Three People’s Liberation Army-Navy [PLA(N)] ships will stop at Joint Base Pearl Harbor-Hickam as part of a routine port visit Sept. 6-9.

In this U.S. Navy file photo, sailors aboard the Chinese People's Liberation Army-Navy destroyer Qingdao (DDG 113) wave as the ship departs Pearl Harbor following a routine port visit in September 2006.

In this U.S. Navy file photo, sailors aboard the Chinese People’s Liberation Army-Navy destroyer Qingdao (DDG 113) wave as the ship departs Pearl Harbor following a routine port visit in September 2006.

The ships visiting Hawaii are Qingdao (DDG 118), a Luhu -class destroyer; Linyi (FFG 547), a Jiangkai-class frigate; and Hongzehu (AOR 881), a Fuqing-class fleet oiler. Foreign navy ships come to Pearl Harbor-Hickam regularly for scheduled port visits. Other ships that have come to Hawaii this year include the British destroyer Daring, Australian frigate Perth, and Japanese ships Shimokita, Atago, and Hyuga.

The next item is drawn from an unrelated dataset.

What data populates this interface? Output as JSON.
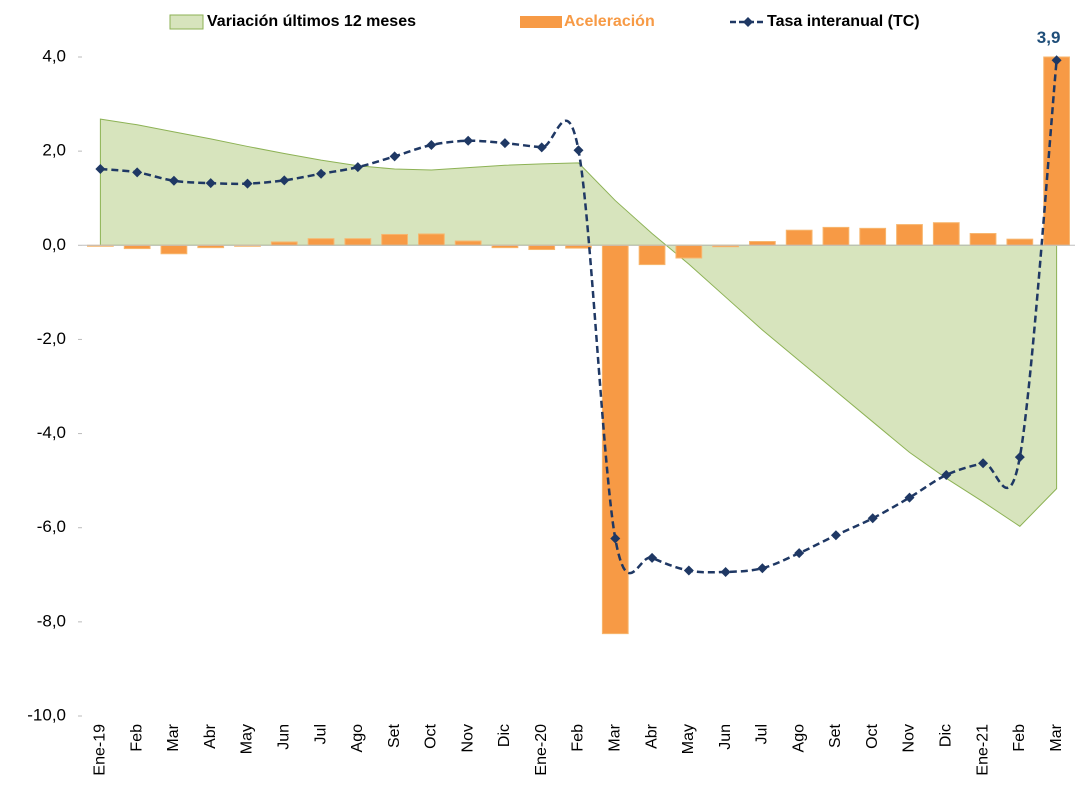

As part of a planned series of military-to-military exchanges between the two nations, Adm. Cecil Haney, commander of the U.S. Pacific Fleet, visited China this past May in conjunction with a port visit by USS Shiloh (CG 67) at Zhanjiang, China. During this reciprocal port visit to Pearl Harbor-Hickam, the Chinese ships will be hosted by USS Lake Erie (CG 70). Over the weekend, Chinese and U.S. leaders will conduct dialogues to build confidence and mutual understanding between the two nations. This routine port visit will give Chinese sailors an opportunity to interact with their U.S. counterparts.

The capstone of the port visit will be a one-day search-and-rescue (SAR) drill on Monday, Sept. 9 that will highlight the ability of the two nations to cooperate and communicate at sea.

The last port visit by PLA(N) ships to Pearl Harbor-Hickam was in September 2006 by the Qingdao and Hongzehu. This port visit is part of the U.S. Navy’s ongoing effort to maximize opportunities for developing relationships with foreign navies as a tool to build trust, encourage multilateral cooperation, enhance transparency, and avoid miscalculation in the Pacific.